Note: I have edited the original version of this post, after having been encouraged to re-read the newspaper article more charitably.  I also would like to note that Mr. Reist has published several books on education, and I am told that they are good and instructive reads.

Through the academic looking-glass…

August 16, 2012

The world does not lack for books describing the leftward tilt of higher education. If one has spent time on a university campus, and if one has conservative tendencies at all, that the place is listing to port will be obvious. For those who mistrust intuition the statistics are unequivocal. The effects of this not only an campus culture but on the quality of a university education have been much discussed (and, by conservatives, lamented).

Imagine my surprise, therefore, to stumble upon an essay (“How the American University was Killed, in Five Easy Steps”) in which responsibility for the decline of higher education is placed squarely on the shoulders of conservatives!

It’s a win-win for those right wingers – they’ve crippled those in the country who would push back against them, and have so carefully and cleverly hijacked the educational institutions that they can now be turned into part of the neoliberal/neocon machinery, further benefitting the right-wing agenda.

It’s a topsy-turvy world!

Granted, the essay doesn’t say much about what goes on in the classroom. Its concerns are mostly about wages for professors and lecturers, tuition costs, and the power of administrators. Overlooking the fact that the author flirts throughout with lunacy (“Unlike those communist countries, which sometimes executed their intellectuals, here we are being killed off by lack of healthcare, by stress-related illness like heart-attacks or strokes.”) I can agree that these structural and economic problems are genuine. I know people wending their ways up the academic ladders who are paid a pittance and have next to no job security (just as I know young academics of conservative bent who keep their mouths shut to avoid having their careers torpedoed). So he has a point. But to characterize the general state of higher education as one in which conservatives are triumphant is passing strange.

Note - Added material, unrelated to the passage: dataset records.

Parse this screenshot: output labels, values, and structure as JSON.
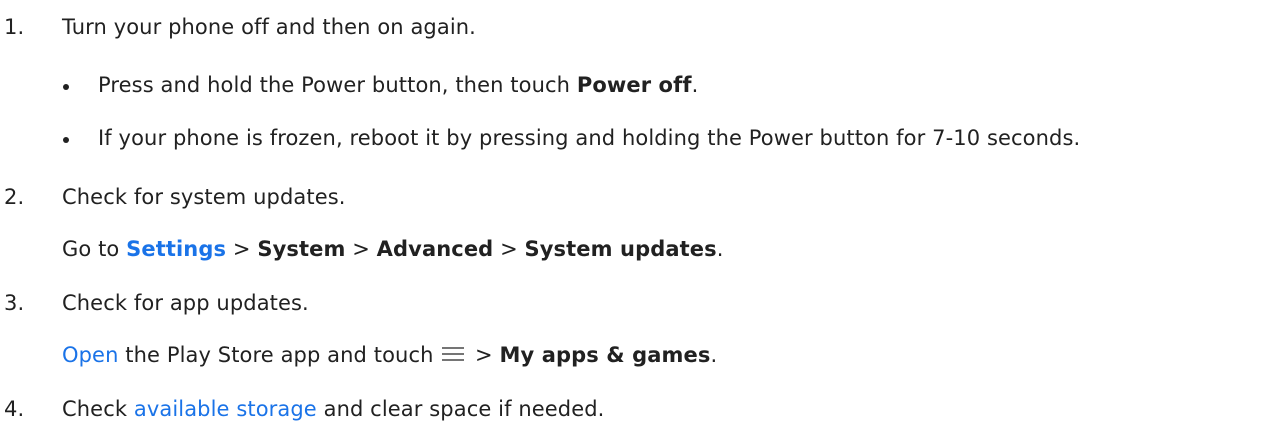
{
  "steps": [
    {
      "number": "1.",
      "text": "Turn your phone off and then on again.",
      "bullets": [
        {
          "pre": "Press and hold the Power button, then touch ",
          "bold": "Power off",
          "post": "."
        },
        {
          "text": "If your phone is frozen, reboot it by pressing and holding the Power button for 7-10 seconds."
        }
      ]
    },
    {
      "number": "2.",
      "text": "Check for system updates.",
      "detail": {
        "go_to": "Go to ",
        "settings_link": "Settings",
        "sep": " > ",
        "system": "System",
        "advanced": "Advanced",
        "system_updates": "System updates",
        "end": "."
      }
    },
    {
      "number": "3.",
      "text": "Check for app updates.",
      "detail": {
        "open_link": "Open",
        "middle": " the Play Store app and touch ",
        "menu_icon": "menu-icon",
        "sep": " > ",
        "my_apps": "My apps & games",
        "end": "."
      }
    },
    {
      "number": "4.",
      "pre": "Check ",
      "storage_link": "available storage",
      "post": " and clear space if needed."
    }
  ],
  "colors": {
    "text": "#212121",
    "link": "#1a73e8",
    "icon": "#757575"
  }
}
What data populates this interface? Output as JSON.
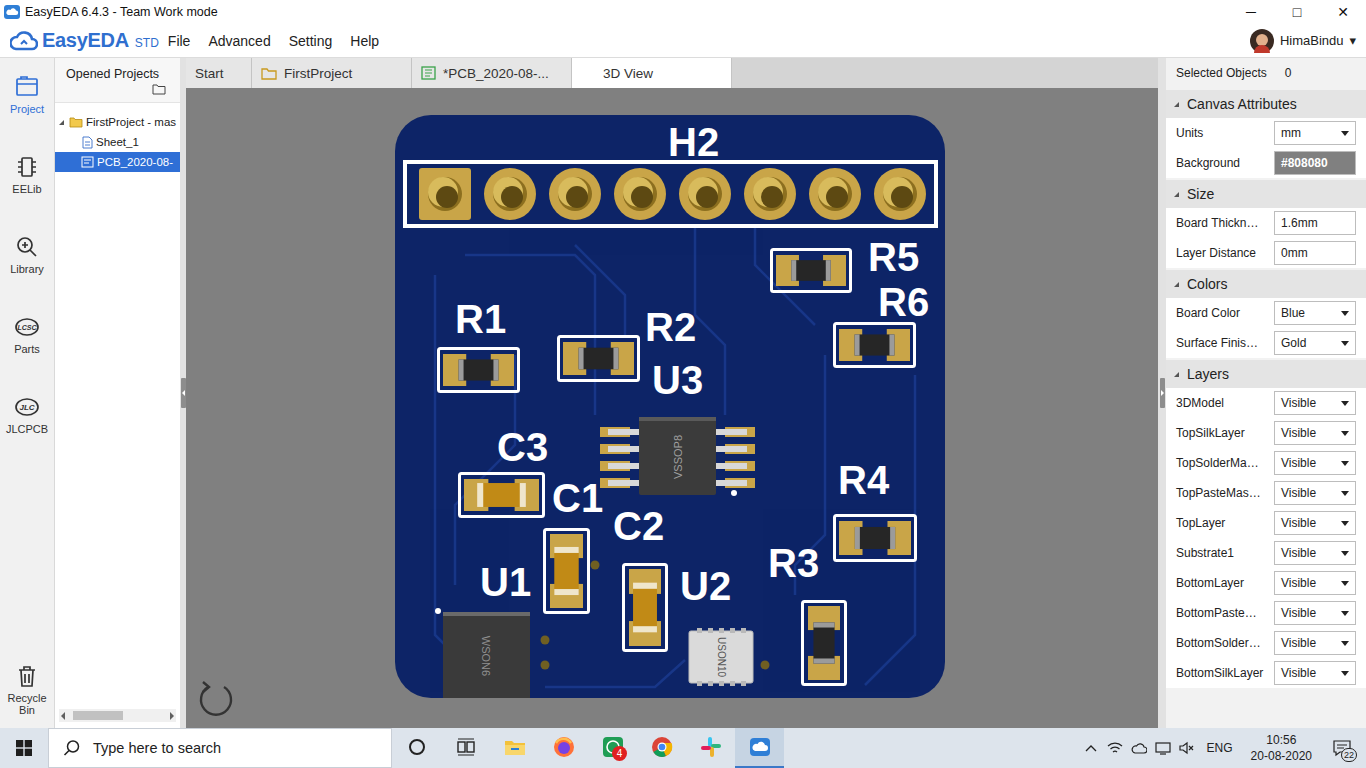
{
  "window": {
    "title": "EasyEDA 6.4.3 - Team Work mode",
    "controls": [
      "─",
      "□",
      "✕"
    ]
  },
  "menubar": {
    "logo": "EasyEDA",
    "edition": "STD",
    "items": [
      "File",
      "Advanced",
      "Setting",
      "Help"
    ],
    "user": "HimaBindu",
    "user_caret": "▾"
  },
  "rail": [
    {
      "label": "Project",
      "kind": "project",
      "selected": true
    },
    {
      "label": "EELib",
      "kind": "eelib",
      "selected": false
    },
    {
      "label": "Library",
      "kind": "library",
      "selected": false
    },
    {
      "label": "Parts",
      "kind": "lcsc",
      "icon_text": "LCSC",
      "selected": false
    },
    {
      "label": "JLCPCB",
      "kind": "jlc",
      "icon_text": "JLC",
      "selected": false
    },
    {
      "label": "Recycle Bin",
      "kind": "bin",
      "selected": false
    }
  ],
  "project_panel": {
    "title": "Opened Projects",
    "tree": [
      {
        "label": "FirstProject - mas",
        "kind": "folder",
        "expanded": true,
        "selected": false
      },
      {
        "label": "Sheet_1",
        "kind": "schematic",
        "selected": false
      },
      {
        "label": "PCB_2020-08-",
        "kind": "pcb",
        "selected": true
      }
    ]
  },
  "tabs": [
    {
      "label": "Start",
      "kind": "start",
      "selected": false
    },
    {
      "label": "FirstProject",
      "kind": "folder",
      "selected": false
    },
    {
      "label": "*PCB_2020-08-...",
      "kind": "pcb",
      "selected": false
    },
    {
      "label": "3D View",
      "kind": "view",
      "selected": true
    }
  ],
  "canvas": {
    "color": "#808080"
  },
  "board": {
    "header": {
      "label": "H2",
      "pins": [
        {
          "square": true
        },
        {
          "square": false
        },
        {
          "square": false
        },
        {
          "square": false
        },
        {
          "square": false
        },
        {
          "square": false
        },
        {
          "square": false
        },
        {
          "square": false
        }
      ]
    },
    "parts": [
      {
        "label": "R5",
        "kind": "resistor"
      },
      {
        "label": "R6",
        "kind": "resistor"
      },
      {
        "label": "R1",
        "kind": "resistor"
      },
      {
        "label": "R2",
        "kind": "resistor"
      },
      {
        "label": "U3",
        "kind": "vssop",
        "marking": "VSSOP8"
      },
      {
        "label": "C3",
        "kind": "capacitor"
      },
      {
        "label": "R4",
        "kind": "resistor"
      },
      {
        "label": "C1",
        "kind": "capacitor"
      },
      {
        "label": "C2",
        "kind": "capacitor"
      },
      {
        "label": "U1",
        "kind": "wson",
        "marking": "WSON6"
      },
      {
        "label": "U2",
        "kind": "uson",
        "marking": "USON10"
      },
      {
        "label": "R3",
        "kind": "resistor"
      }
    ]
  },
  "properties": {
    "selected_label": "Selected Objects",
    "selected_count": "0",
    "sections": [
      {
        "title": "Canvas Attributes",
        "expanded": true,
        "rows": [
          {
            "label": "Units",
            "value": "mm",
            "kind": "select"
          },
          {
            "label": "Background",
            "value": "#808080",
            "kind": "color",
            "color": "#808080"
          }
        ]
      },
      {
        "title": "Size",
        "expanded": true,
        "rows": [
          {
            "label": "Board Thickn…",
            "value": "1.6mm",
            "kind": "input"
          },
          {
            "label": "Layer Distance",
            "value": "0mm",
            "kind": "input"
          }
        ]
      },
      {
        "title": "Colors",
        "expanded": true,
        "rows": [
          {
            "label": "Board Color",
            "value": "Blue",
            "kind": "select"
          },
          {
            "label": "Surface Finis…",
            "value": "Gold",
            "kind": "select"
          }
        ]
      },
      {
        "title": "Layers",
        "expanded": true,
        "rows": [
          {
            "label": "3DModel",
            "value": "Visible",
            "kind": "select"
          },
          {
            "label": "TopSilkLayer",
            "value": "Visible",
            "kind": "select"
          },
          {
            "label": "TopSolderMa…",
            "value": "Visible",
            "kind": "select"
          },
          {
            "label": "TopPasteMas…",
            "value": "Visible",
            "kind": "select"
          },
          {
            "label": "TopLayer",
            "value": "Visible",
            "kind": "select"
          },
          {
            "label": "Substrate1",
            "value": "Visible",
            "kind": "select"
          },
          {
            "label": "BottomLayer",
            "value": "Visible",
            "kind": "select"
          },
          {
            "label": "BottomPaste…",
            "value": "Visible",
            "kind": "select"
          },
          {
            "label": "BottomSolder…",
            "value": "Visible",
            "kind": "select"
          },
          {
            "label": "BottomSilkLayer",
            "value": "Visible",
            "kind": "select"
          }
        ]
      }
    ]
  },
  "taskbar": {
    "search_placeholder": "Type here to search",
    "apps": [
      {
        "kind": "cortana",
        "active": false
      },
      {
        "kind": "taskview",
        "active": false
      },
      {
        "kind": "explorer",
        "active": false
      },
      {
        "kind": "firefox",
        "active": false
      },
      {
        "kind": "whatsapp",
        "active": false,
        "badge": "4"
      },
      {
        "kind": "chrome",
        "active": false
      },
      {
        "kind": "slack",
        "active": false
      },
      {
        "kind": "easyeda",
        "active": true
      }
    ],
    "tray": {
      "language": "ENG",
      "time": "10:56",
      "date": "20-08-2020",
      "notifications": "22"
    }
  }
}
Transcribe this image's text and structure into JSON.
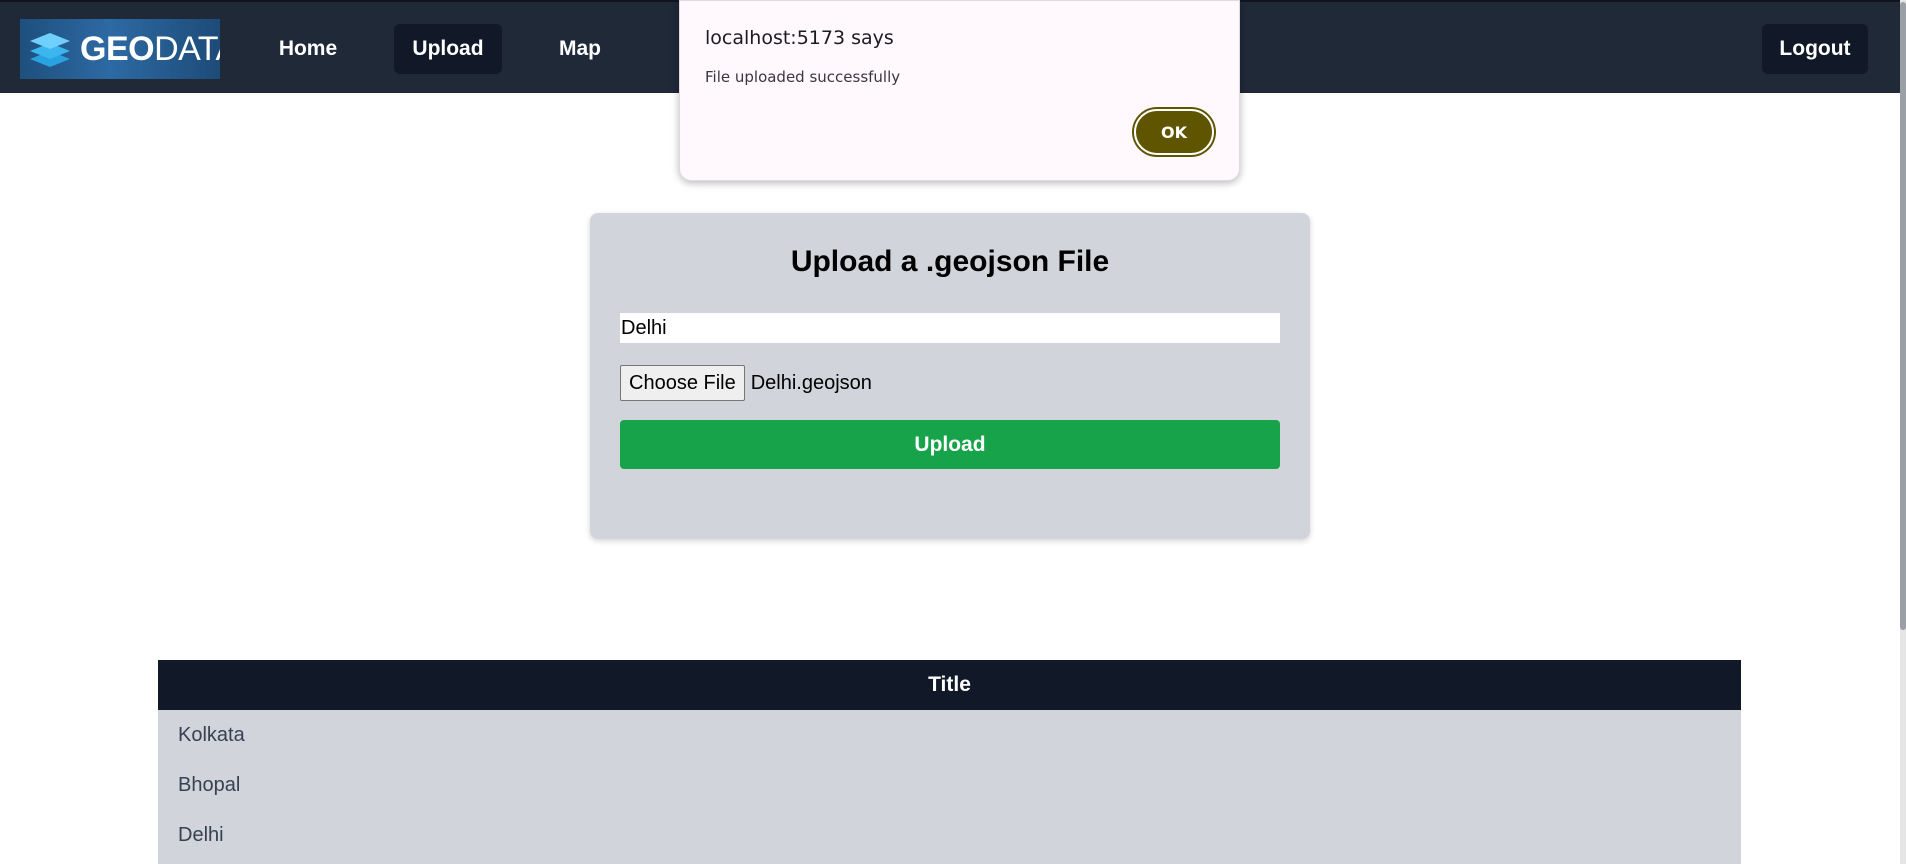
{
  "navbar": {
    "logo_bold": "GEO",
    "logo_light": "DATA",
    "items": [
      {
        "label": "Home",
        "active": false
      },
      {
        "label": "Upload",
        "active": true
      },
      {
        "label": "Map",
        "active": false
      }
    ],
    "logout_label": "Logout"
  },
  "upload_card": {
    "title": "Upload a .geojson File",
    "title_input_value": "Delhi",
    "choose_file_label": "Choose File",
    "file_name": "Delhi.geojson",
    "upload_label": "Upload"
  },
  "table": {
    "header": "Title",
    "rows": [
      "Kolkata",
      "Bhopal",
      "Delhi"
    ]
  },
  "dialog": {
    "title": "localhost:5173 says",
    "message": "File uploaded successfully",
    "ok_label": "OK"
  },
  "colors": {
    "navbar_bg": "#1f2937",
    "active_nav_bg": "#111827",
    "card_bg": "#d1d5db",
    "upload_button": "#16a34a",
    "table_header_bg": "#111827",
    "dialog_ok": "#5f5500"
  },
  "icons": {
    "logo": "stacked-layers-icon"
  }
}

The portrait of higher education painted here is an odd one: universities are controlled by conservatives who, in their wisdom, fill the ranks of the professoriate with left-liberals, expose as many students as possible to left-liberal ideas, and generally preside over the erosion of all they hold dear. Maybe conservatives are stupid after all.

(Hat-tip: Modern Medieval)

Academic Earth

September 15, 2011

Last week, in response to a post about the Great Courses company, Janet pointed out Academic Earth, a site that is new to me. It streams full academic courses from some of the best universities in the United States, all completely free of charge.

There is some very nice material there. Some of their subject areas are thinly populated — only one course on Art & Architecture, for instance, and very little on Religion (sorry, “Religious Studies”) — but there is plenty of selection in subjects like Economics or Computer Science. The courses are not all at an introductory level: a full semester of modern physics with Leonard Susskind would be no laughing matter, I assure you (but how tempting!). If one had the time and energy to follow the lectures, do the readings, and complete the assignments (some of which are provided), one could potentially learn a great deal. From that point of view, it is a pretty amazing resource, and bound to get better.

A problem that I have with video lectures is that I simply don’t have time to sit down and watch them; I prefer audio, to which I can listen in the car, sitting in traffic. Granted, I don’t get as much out of the lectures when I only give them half my attention, but I figure it’s better than nothing. On the other hand, if I were a university student again, with a fair bit of leisure time for study, I can imagine that I would be all over Academic Earth.

Another potential resource of this type is Apple’s awkwardly-named iTunes U. I haven’t spent any time with it, but my impression is that it is based on much the same idea: academic lectures, presentations, etc. for download. Whether it is free or not, I do not know.

I expect that by the time my children are ready for university, we’re going to be drowning in this stuff.